From here, we can just see through the trees to the shoreline, where the Russian gunship Neva anchored for her six day siege. But a few months ago, dense vegetation blocked any view of the water. And according to Carter, this not only short changes visibility, but history as well. – The 3 ½ acres were once marshland, not dense forest.  

“It’s super clear when you look at the air photos, you can pinpoint within a 10 year period, sometimes within a five year period where the major changes in vegetation occurred,” Carter says.

Aerial photographs from the 1920’s on suggest somewhat dramatic changes in the landscape.  With the retreat of glaciers, the land is rising and by the 1950’s, the marshland had given way to a dry beach covered with rye grass.

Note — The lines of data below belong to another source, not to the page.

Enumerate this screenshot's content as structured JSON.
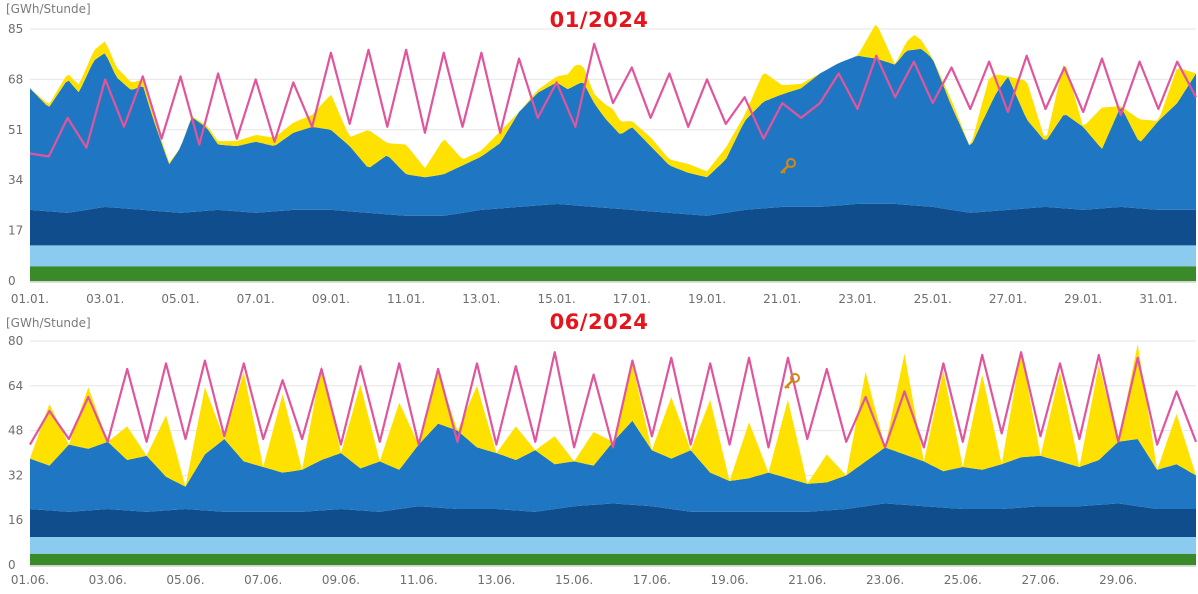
{
  "chart_data": [
    {
      "type": "area",
      "title": "01/2024",
      "unit_label": "[GWh/Stunde]",
      "ylim": [
        0,
        85
      ],
      "yticks": [
        "0",
        "17",
        "34",
        "51",
        "68",
        "85"
      ],
      "xlim": [
        1,
        32
      ],
      "xticks": [
        "01.01.",
        "03.01.",
        "05.01.",
        "07.01.",
        "09.01.",
        "11.01.",
        "13.01.",
        "15.01.",
        "17.01.",
        "19.01.",
        "21.01.",
        "23.01.",
        "25.01.",
        "27.01.",
        "29.01.",
        "31.01."
      ],
      "grid": true,
      "series": [
        {
          "color": "#3a8a2a",
          "day": [
            1,
            32
          ],
          "values": [
            5,
            5
          ]
        },
        {
          "color": "#8ccbf0",
          "day": [
            1,
            32
          ],
          "values": [
            7,
            7
          ]
        },
        {
          "color": "#0f4d8c",
          "day": [
            1,
            2,
            3,
            4,
            5,
            6,
            7,
            8,
            9,
            10,
            11,
            12,
            13,
            14,
            15,
            16,
            17,
            18,
            19,
            20,
            21,
            22,
            23,
            24,
            25,
            26,
            27,
            28,
            29,
            30,
            31,
            32
          ],
          "values": [
            12,
            11,
            13,
            12,
            11,
            12,
            11,
            12,
            12,
            11,
            10,
            10,
            12,
            13,
            14,
            13,
            12,
            11,
            10,
            12,
            13,
            13,
            14,
            14,
            13,
            11,
            12,
            13,
            12,
            13,
            12,
            12
          ]
        },
        {
          "color": "#1f77c4",
          "day": [
            1,
            1.5,
            2,
            2.3,
            2.7,
            3,
            3.3,
            3.7,
            4,
            4.3,
            4.7,
            5,
            5.3,
            5.7,
            6,
            6.5,
            7,
            7.5,
            8,
            8.5,
            9,
            9.5,
            10,
            10.5,
            11,
            11.5,
            12,
            12.5,
            13,
            13.5,
            14,
            14.5,
            15,
            15.3,
            15.7,
            16,
            16.3,
            16.7,
            17,
            17.5,
            18,
            18.5,
            19,
            19.5,
            20,
            20.5,
            21,
            21.5,
            22,
            22.5,
            23,
            23.5,
            24,
            24.3,
            24.7,
            25,
            25.5,
            26,
            26.3,
            26.7,
            27,
            27.5,
            28,
            28.5,
            29,
            29.5,
            30,
            30.5,
            31,
            31.5,
            32
          ],
          "values": [
            41,
            35,
            45,
            40,
            50,
            52,
            44,
            40,
            42,
            30,
            16,
            22,
            32,
            28,
            22,
            22,
            24,
            22,
            26,
            28,
            27,
            22,
            15,
            20,
            14,
            13,
            14,
            16,
            18,
            22,
            32,
            38,
            41,
            39,
            42,
            35,
            30,
            25,
            28,
            22,
            16,
            14,
            13,
            18,
            30,
            36,
            38,
            40,
            45,
            48,
            50,
            49,
            47,
            52,
            53,
            50,
            35,
            22,
            30,
            40,
            45,
            30,
            22,
            32,
            28,
            20,
            34,
            22,
            30,
            36,
            46
          ]
        },
        {
          "color": "#ffe100",
          "day": [
            1,
            3,
            5,
            8.5,
            9,
            9.5,
            10,
            10.5,
            11,
            11.5,
            12,
            12.5,
            13,
            13.5,
            14,
            15,
            15.5,
            16,
            16.5,
            17,
            17.5,
            18,
            18.5,
            19,
            19.5,
            20,
            20.5,
            21,
            22,
            23,
            23.5,
            24,
            24.5,
            25,
            25.5,
            26,
            26.5,
            27,
            27.5,
            28,
            28.5,
            29,
            29.5,
            30,
            30.5,
            31,
            31.5,
            32
          ],
          "values": [
            0,
            4,
            0,
            4,
            12,
            3,
            13,
            4,
            10,
            3,
            12,
            2,
            2,
            4,
            0,
            2,
            7,
            3,
            6,
            2,
            3,
            2,
            3,
            2,
            4,
            2,
            10,
            3,
            0,
            0,
            12,
            0,
            5,
            0,
            2,
            0,
            10,
            0,
            13,
            0,
            18,
            0,
            14,
            0,
            8,
            0,
            12,
            0
          ]
        },
        {
          "color": "#e0559c",
          "day": [
            1,
            1.5,
            2,
            2.5,
            3,
            3.5,
            4,
            4.5,
            5,
            5.5,
            6,
            6.5,
            7,
            7.5,
            8,
            8.5,
            9,
            9.5,
            10,
            10.5,
            11,
            11.5,
            12,
            12.5,
            13,
            13.5,
            14,
            14.5,
            15,
            15.5,
            16,
            16.5,
            17,
            17.5,
            18,
            18.5,
            19,
            19.5,
            20,
            20.5,
            21,
            21.5,
            22,
            22.5,
            23,
            23.5,
            24,
            24.5,
            25,
            25.5,
            26,
            26.5,
            27,
            27.5,
            28,
            28.5,
            29,
            29.5,
            30,
            30.5,
            31,
            31.5,
            32
          ],
          "values": [
            43,
            42,
            55,
            45,
            68,
            52,
            69,
            48,
            69,
            46,
            70,
            48,
            68,
            47,
            67,
            52,
            77,
            53,
            78,
            52,
            78,
            50,
            77,
            52,
            77,
            50,
            75,
            55,
            67,
            52,
            80,
            60,
            72,
            55,
            70,
            52,
            68,
            53,
            62,
            48,
            60,
            55,
            60,
            70,
            58,
            76,
            62,
            74,
            60,
            72,
            58,
            74,
            57,
            76,
            58,
            72,
            57,
            75,
            56,
            74,
            58,
            74,
            62
          ]
        }
      ]
    },
    {
      "type": "area",
      "title": "06/2024",
      "unit_label": "[GWh/Stunde]",
      "ylim": [
        0,
        80
      ],
      "yticks": [
        "0",
        "16",
        "32",
        "48",
        "64",
        "80"
      ],
      "xlim": [
        1,
        31
      ],
      "xticks": [
        "01.06.",
        "03.06.",
        "05.06.",
        "07.06.",
        "09.06.",
        "11.06.",
        "13.06.",
        "15.06.",
        "17.06.",
        "19.06.",
        "21.06.",
        "23.06.",
        "25.06.",
        "27.06.",
        "29.06."
      ],
      "grid": true,
      "series": [
        {
          "color": "#3a8a2a",
          "day": [
            1,
            31
          ],
          "values": [
            4,
            4
          ]
        },
        {
          "color": "#8ccbf0",
          "day": [
            1,
            31
          ],
          "values": [
            6,
            6
          ]
        },
        {
          "color": "#0f4d8c",
          "day": [
            1,
            2,
            3,
            4,
            5,
            6,
            7,
            8,
            9,
            10,
            11,
            12,
            13,
            14,
            15,
            16,
            17,
            18,
            19,
            20,
            21,
            22,
            23,
            24,
            25,
            26,
            27,
            28,
            29,
            30,
            31
          ],
          "values": [
            10,
            9,
            10,
            9,
            10,
            9,
            9,
            9,
            10,
            9,
            11,
            10,
            10,
            9,
            11,
            12,
            11,
            9,
            9,
            9,
            9,
            10,
            12,
            11,
            10,
            10,
            11,
            11,
            12,
            10,
            10
          ]
        },
        {
          "color": "#1f77c4",
          "day": [
            1,
            1.5,
            2,
            2.5,
            3,
            3.5,
            4,
            4.5,
            5,
            5.5,
            6,
            6.5,
            7,
            7.5,
            8,
            8.5,
            9,
            9.5,
            10,
            10.5,
            11,
            11.5,
            12,
            12.5,
            13,
            13.5,
            14,
            14.5,
            15,
            15.5,
            16,
            16.5,
            17,
            17.5,
            18,
            18.5,
            19,
            19.5,
            20,
            20.5,
            21,
            21.5,
            22,
            22.5,
            23,
            23.5,
            24,
            24.5,
            25,
            25.5,
            26,
            26.5,
            27,
            27.5,
            28,
            28.5,
            29,
            29.5,
            30,
            30.5,
            31
          ],
          "values": [
            18,
            16,
            24,
            22,
            24,
            18,
            20,
            12,
            8,
            20,
            26,
            18,
            16,
            14,
            15,
            18,
            20,
            15,
            18,
            14,
            22,
            30,
            28,
            22,
            20,
            18,
            22,
            16,
            16,
            14,
            22,
            30,
            20,
            18,
            22,
            14,
            11,
            12,
            14,
            12,
            10,
            10,
            12,
            16,
            20,
            18,
            16,
            13,
            15,
            14,
            16,
            18,
            18,
            16,
            14,
            16,
            22,
            24,
            14,
            16,
            12
          ]
        },
        {
          "color": "#ffe100",
          "day": [
            1,
            1.5,
            2,
            2.5,
            3,
            3.5,
            4,
            4.5,
            5,
            5.5,
            6,
            6.5,
            7,
            7.5,
            8,
            8.5,
            9,
            9.5,
            10,
            10.5,
            11,
            11.5,
            12,
            12.5,
            13,
            13.5,
            14,
            14.5,
            15,
            15.5,
            16,
            16.5,
            17,
            17.5,
            18,
            18.5,
            19,
            19.5,
            20,
            20.5,
            21,
            21.5,
            22,
            22.5,
            23,
            23.5,
            24,
            24.5,
            25,
            25.5,
            26,
            26.5,
            27,
            27.5,
            28,
            28.5,
            29,
            29.5,
            30,
            30.5,
            31
          ],
          "values": [
            0,
            22,
            0,
            22,
            0,
            12,
            0,
            22,
            0,
            24,
            0,
            32,
            0,
            28,
            0,
            34,
            0,
            30,
            0,
            24,
            0,
            18,
            0,
            22,
            0,
            12,
            0,
            10,
            0,
            12,
            0,
            20,
            0,
            22,
            0,
            26,
            0,
            20,
            0,
            28,
            0,
            10,
            0,
            32,
            0,
            36,
            0,
            36,
            0,
            34,
            0,
            38,
            0,
            32,
            0,
            34,
            0,
            34,
            0,
            18,
            0
          ]
        },
        {
          "color": "#e0559c",
          "day": [
            1,
            1.5,
            2,
            2.5,
            3,
            3.5,
            4,
            4.5,
            5,
            5.5,
            6,
            6.5,
            7,
            7.5,
            8,
            8.5,
            9,
            9.5,
            10,
            10.5,
            11,
            11.5,
            12,
            12.5,
            13,
            13.5,
            14,
            14.5,
            15,
            15.5,
            16,
            16.5,
            17,
            17.5,
            18,
            18.5,
            19,
            19.5,
            20,
            20.5,
            21,
            21.5,
            22,
            22.5,
            23,
            23.5,
            24,
            24.5,
            25,
            25.5,
            26,
            26.5,
            27,
            27.5,
            28,
            28.5,
            29,
            29.5,
            30,
            30.5,
            31
          ],
          "values": [
            43,
            55,
            45,
            60,
            44,
            70,
            44,
            72,
            45,
            73,
            46,
            72,
            45,
            66,
            45,
            70,
            43,
            71,
            44,
            72,
            43,
            70,
            44,
            72,
            43,
            71,
            44,
            76,
            42,
            68,
            42,
            73,
            46,
            74,
            43,
            72,
            43,
            74,
            42,
            74,
            45,
            70,
            44,
            60,
            42,
            62,
            42,
            72,
            44,
            75,
            47,
            76,
            46,
            72,
            45,
            75,
            44,
            74,
            43,
            62,
            44
          ]
        }
      ]
    }
  ]
}
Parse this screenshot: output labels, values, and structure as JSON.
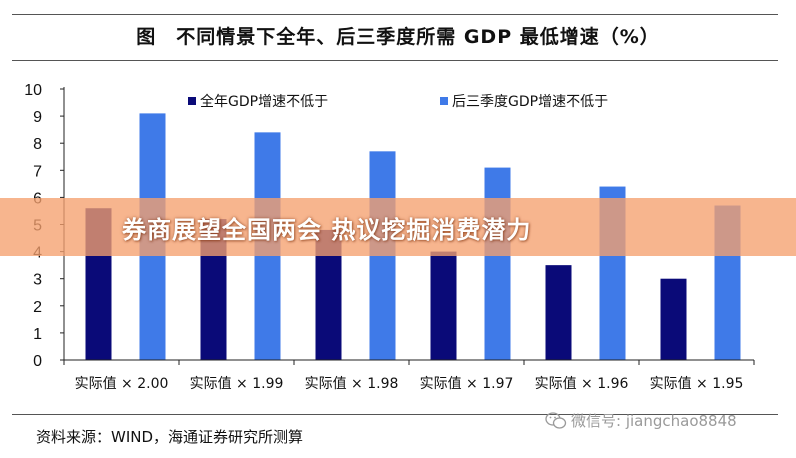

Then, in 1958 the mill opened. Bob Sam worked for the park, upgrading the trails, around the time mill logs started washing up on shore.

“Standing here right now. I would say this was more wide open, it was an open field. This was covered with all these logs and stuff, a lot more back then. We cut a lot of them up and used it as firewood, gave it away to elders, things like that.”

But the logs kept coming, breaking off of rafts on their way to the mill, and washing up on the beach. Carter says that the deposition of this organic debris provided a perfect nursery environment for trees. “All of a sudden it became an emergent forest and we’d lost the open appearance of the battlefield.”

Ultimately the trees and undergrowth grew so thick, there was no visual corridor from the fort site to the waterfront, a view necessary for proper interpretation of the Battle of 1804. It even covered up other cultural relics- canoe haul outs and clam gardens.

So this spring, Carter and his team presented their plan to clear out undergrowth and small trees from the area, and they were met with some community support and a few suggestions.

“The tribe and their representatives suggested that rather than take out Hemlock wait until spring and they would be willing to haul the hemlock off for us- We’ve left all the hemlock that are small or that have branches that are potentially usable for subsistence herring sets.”

Carter says that the Park Service wants to be responsive both to the past, and the interests of the Tribal community. The work of restoration has been easier because people have fond memories of the land before the emergent forest began to take hold.

Bob Sam says that there is also the potential to learn from a past that’s still hidden- clearings on the beach where canoes were hauled out. “To me, that’s very interesting history that we should take a look at and not just keep covered. The technology of canoe haul outs is fascinating. It’s a culture that goes back thousands of years, so let’s take a look at it.”

The National Park Service will move ahead with the removal of the mill logs over the next few months.